賀蘭家對于娶來這個高官仕女也比較上心,昨兒家裏頭就已經把給新嫁娘的回門禮整理好了,結結實實裝了一車的禮物。
賀蘭家本沒有女兒家出門用的車辇小轎,一幹镖師們現場幹活,昨兒就叮叮當當搗騰出來了一架馬車來,怕被嫌棄粗糙,扯了細布印花棉把漆了紅漆的車廂包了起來,瞧着也像模像樣。
給柳五準備的都準備好了,臨出發了,柳五帶着兩個侍女走出來,一看見高頭駿馬後頭那個由矮腳小馬拉着的馬車,腳步一頓,不往前走了。
賀蘭葉臉依舊塗了白,病恹恹的模樣,她翻身剛上馬,就被柳五叫了聲:“三郎。”
“嗯?”
賀蘭葉看着不遠處畫着精致妝容的柳五,有種難以言喻的感覺,她默默移開了視線。
“你還受着傷,別騎馬,去坐馬車吧。”
坐馬車?賀蘭葉立即搖了搖頭:“那是給你準備的。”
何況她哪裏來的傷,真正受傷的是柳五,她今天早上還看見柳五換藥的時候,傷口還沒有愈合呢。
“三郎,”柳五柳葉眉似蹙非蹙,一雙瞳剪秋水,端的是楚楚動人,他面帶難色,朱唇微啓,“莫要讓我擔心。”
猶如清泉般靈動的聲音聽在賀蘭葉耳中卻異樣的折磨。她嘴角一抽,怕柳五還能說出更無所畏懼的話來,耷拉着臉下了馬,不着痕跡瞪了柳五一眼,往後頭馬車走。
柳五得逞,嘴角挂着一抹淺笑,慢悠悠随在賀蘭葉的身後一道上了馬車,好在自家打的車不省材料,車廂夠大,鋪着軟棉坐墊的內裏足以坐三五人。
賀蘭葉與柳五兩個人面對面坐着,她視線落在半空中,等馬車駛出,才問道:“非要我坐馬車,可是有話要對我說?”
柳五依舊是一副新婦打扮,臉上點了胭脂,白皙的臉頰上多了一份紅潤,卻面無表情毫無喜氣:“我一個大男人坐馬車,讓你一個姑娘家騎馬,這事我做不出來。”
賀蘭葉咀嚼了一番這話,依稀明白了柳五的別扭之處。
這算什麽,男人的自尊心作怪麽?
她看着柳五依舊有些冰霜之感的臉,沒好意思說,婚禮當天,是她騎馬把他接來的,更不好意思說,當初她騎馬保護坐馬車的柳五也有幾天。

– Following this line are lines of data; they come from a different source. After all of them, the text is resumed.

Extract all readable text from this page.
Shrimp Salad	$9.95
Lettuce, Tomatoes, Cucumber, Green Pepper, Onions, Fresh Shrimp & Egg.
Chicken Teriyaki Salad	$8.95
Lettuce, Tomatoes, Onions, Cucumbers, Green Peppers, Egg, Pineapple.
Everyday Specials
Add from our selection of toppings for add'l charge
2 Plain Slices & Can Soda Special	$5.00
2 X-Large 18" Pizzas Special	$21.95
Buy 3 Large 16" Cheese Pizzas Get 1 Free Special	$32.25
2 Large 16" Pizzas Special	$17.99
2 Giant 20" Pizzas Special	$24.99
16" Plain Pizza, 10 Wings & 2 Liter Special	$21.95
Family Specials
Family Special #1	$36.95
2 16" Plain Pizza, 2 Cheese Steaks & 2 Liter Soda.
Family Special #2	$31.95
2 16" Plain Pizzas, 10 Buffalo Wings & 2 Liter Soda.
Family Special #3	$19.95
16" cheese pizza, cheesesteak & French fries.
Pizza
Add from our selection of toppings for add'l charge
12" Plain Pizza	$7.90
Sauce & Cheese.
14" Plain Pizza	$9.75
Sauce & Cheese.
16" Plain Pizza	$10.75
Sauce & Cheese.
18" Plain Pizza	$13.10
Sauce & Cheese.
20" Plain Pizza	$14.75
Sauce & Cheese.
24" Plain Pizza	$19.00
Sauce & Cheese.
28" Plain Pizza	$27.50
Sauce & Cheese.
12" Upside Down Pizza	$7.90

賀蘭葉沉默了許久,等一路搖搖晃晃抵達了中府,在丞相府後門停了下來之後,她率先跳下馬車,給柳五掀着簾子。
柳五現在明顯不适應接受賀蘭葉的照顧,他滿臉別扭,眼神中都透露着一股子尴尬。
賀蘭葉扶着柳五下了馬車,收起腳凳的時候,她低着聲湊在柳五耳邊小聲快速說了句:“我知道你想什麽了,放輕松些,你在我面前,已經可以不需要男人的面子了。”
說完這話,柳家的幾個郎君出門來迎接,賀蘭葉端着大大的笑臉轉身去和這些舅兄舅弟寒暄了,沒有去管柳五。
柳家人看不出對賀蘭葉有什麽不滿意的,就算身份有着天地懸殊,柳家人也是客客氣氣與她寒暄,引她進去。
柳家因柳丞相尚在,并未分家,家中幾房具在,這種回門的日子,大家也都聚在一起,等着新婿去見人。
賀蘭葉被柳家的郎君們簇擁着,說笑着往裏頭走時,柳五忽地加快了步伐上來,擠開他兄弟們,丢了一個眼神給賀蘭葉,同時揚了揚下巴趕人:“哥哥們若是沒有事,該忙去忙,這裏不用你們來帶路。”
柳家兒郎們與柳五這個幾乎養在外頭的妹妹似乎不太熟識,聞言都有些尴尬,也有個與他關系親近些的小郎笑道:“五姐姐要和五姐夫一道走說話,要攆我們去呢!”
柳家兒郎們這才笑着推作一團,對賀蘭葉拱了拱手,讓開了路。
賀蘭葉不好反駁柳五的話,含笑與舅兄舅弟們拱了拱手後,與柳五并着肩往前走了幾步,等離人遠了些,她才低聲問:“你這是作何,太失禮了。”
“我這是在幫你。”沒有了外人,柳五的臉色凝重了些,“他們都是男人,圍着你到底不好,總要讓他們離遠些才是。”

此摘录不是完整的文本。